Masyarakat pun diingatkan untuk bijak menggunakan air demi mencukupi kebutuhan sehari-hari.
Pantauan TribunPapuaBarat.com, sejumlah kendaraan pengangkut air bersih masih hilir mudik di Kota Fakfak, menjual air kepada warga yang kesulitan mendapatkan pasokan.
Kondisi jual beli air ini telah berlangsung beberapa bulan terakhir, sehingga warga terpaksa membeli ketika persediaan menipis.
Baca juga: Bupati Fakfak Tinjau Sumber Air Bersih, Siapkan Langkah Cepat Atasi Gangguan Distribusi
Tokoh Masyarakat Fakfak, Ali Hindom, mengimbau seluruh warga agar berhemat dalam penggunaan air.
“Saya selaku tokoh masyarakat Fakfak mengimbau saudara-saudaraku agar bijak menggunakan air bersih, mari kita berhemat,” ujarnya.
Ali menekankan, kesulitan air bersih yang berulang setiap musim kering harus menjadi pembelajaran bagi Pemerintah Daerah dan PDAM.
Ia mendorong langkah mitigasi lebih serius sebelum memasuki musim kemarau.
Baca juga: Imbas Krisis Air Bersih, Warga Fakfak Terpaksa Mencuci di Sungai
“Pipa-pipa intake harus rutin dicek.
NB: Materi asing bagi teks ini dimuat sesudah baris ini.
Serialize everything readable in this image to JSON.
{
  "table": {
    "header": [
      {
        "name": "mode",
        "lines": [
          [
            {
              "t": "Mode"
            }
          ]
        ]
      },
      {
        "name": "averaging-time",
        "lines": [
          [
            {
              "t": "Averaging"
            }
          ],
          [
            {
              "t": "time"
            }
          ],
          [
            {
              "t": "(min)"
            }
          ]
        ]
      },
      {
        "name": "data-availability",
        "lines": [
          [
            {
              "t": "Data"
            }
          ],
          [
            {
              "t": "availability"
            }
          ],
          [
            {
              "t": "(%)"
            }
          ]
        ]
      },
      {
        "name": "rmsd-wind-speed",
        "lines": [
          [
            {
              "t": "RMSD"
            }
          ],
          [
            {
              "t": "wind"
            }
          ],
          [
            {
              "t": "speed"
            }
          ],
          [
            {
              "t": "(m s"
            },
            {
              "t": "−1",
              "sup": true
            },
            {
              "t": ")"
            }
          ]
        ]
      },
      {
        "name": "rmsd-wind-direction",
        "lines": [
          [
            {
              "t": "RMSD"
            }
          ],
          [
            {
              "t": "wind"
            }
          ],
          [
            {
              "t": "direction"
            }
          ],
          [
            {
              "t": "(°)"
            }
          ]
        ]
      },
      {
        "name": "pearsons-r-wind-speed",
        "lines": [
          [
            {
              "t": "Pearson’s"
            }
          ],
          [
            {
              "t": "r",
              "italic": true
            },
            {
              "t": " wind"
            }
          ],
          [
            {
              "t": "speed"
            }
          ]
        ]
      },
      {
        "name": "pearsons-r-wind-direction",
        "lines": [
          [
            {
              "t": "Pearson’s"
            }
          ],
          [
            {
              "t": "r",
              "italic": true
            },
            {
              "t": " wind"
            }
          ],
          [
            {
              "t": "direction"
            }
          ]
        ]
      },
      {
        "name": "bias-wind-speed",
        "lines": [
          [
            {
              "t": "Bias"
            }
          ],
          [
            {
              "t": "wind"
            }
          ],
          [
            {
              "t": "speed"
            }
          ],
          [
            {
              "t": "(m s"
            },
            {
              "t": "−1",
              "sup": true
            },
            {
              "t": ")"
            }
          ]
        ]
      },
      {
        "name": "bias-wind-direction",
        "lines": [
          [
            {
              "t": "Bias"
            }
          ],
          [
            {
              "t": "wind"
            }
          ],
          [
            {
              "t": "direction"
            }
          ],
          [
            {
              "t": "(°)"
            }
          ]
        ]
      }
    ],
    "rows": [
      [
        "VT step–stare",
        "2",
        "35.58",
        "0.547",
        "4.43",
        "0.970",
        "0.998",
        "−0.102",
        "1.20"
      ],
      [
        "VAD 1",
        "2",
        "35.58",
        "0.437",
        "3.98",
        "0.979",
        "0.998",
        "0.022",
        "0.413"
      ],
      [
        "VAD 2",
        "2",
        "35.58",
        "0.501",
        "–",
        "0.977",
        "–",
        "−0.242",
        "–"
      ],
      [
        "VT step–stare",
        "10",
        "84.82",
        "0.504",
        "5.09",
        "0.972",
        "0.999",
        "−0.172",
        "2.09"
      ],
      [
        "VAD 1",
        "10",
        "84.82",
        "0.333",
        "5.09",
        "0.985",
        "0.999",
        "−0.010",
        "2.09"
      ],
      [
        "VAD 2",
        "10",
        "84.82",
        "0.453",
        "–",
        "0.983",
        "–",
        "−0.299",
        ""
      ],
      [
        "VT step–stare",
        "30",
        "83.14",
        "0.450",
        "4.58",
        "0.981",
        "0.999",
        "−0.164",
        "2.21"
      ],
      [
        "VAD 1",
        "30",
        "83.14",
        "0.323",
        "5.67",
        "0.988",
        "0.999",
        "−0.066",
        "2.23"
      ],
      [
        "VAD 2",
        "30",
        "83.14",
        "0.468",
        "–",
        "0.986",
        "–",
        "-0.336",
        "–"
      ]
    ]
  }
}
Jika ada kerusakan segera diperbaiki, karena ini menyangkut hajat hidup orang banyak. Terima kasih kepada petugas PDAM Fakfak yang sudah memonitor sistem pengelolaan air bersih,” terangnya.
Ia menambahkan, meski faktor alam seperti kemarau menjadi pemicu, antisipasi yang lemah dapat memperparah kekeringan.
“Mari kita berdoa agar hujan segera turun membasahi Fakfak dan memberi penghidupan,” ajaknya.
Saat ini, sejumlah sumber air di Fakfak dilaporkan kering dan debit air menurun drastis.
Praktis, masyarakat hanya bisa berharap turunnya hujan untuk memenuhi kebutuhan hidup sehari-hari.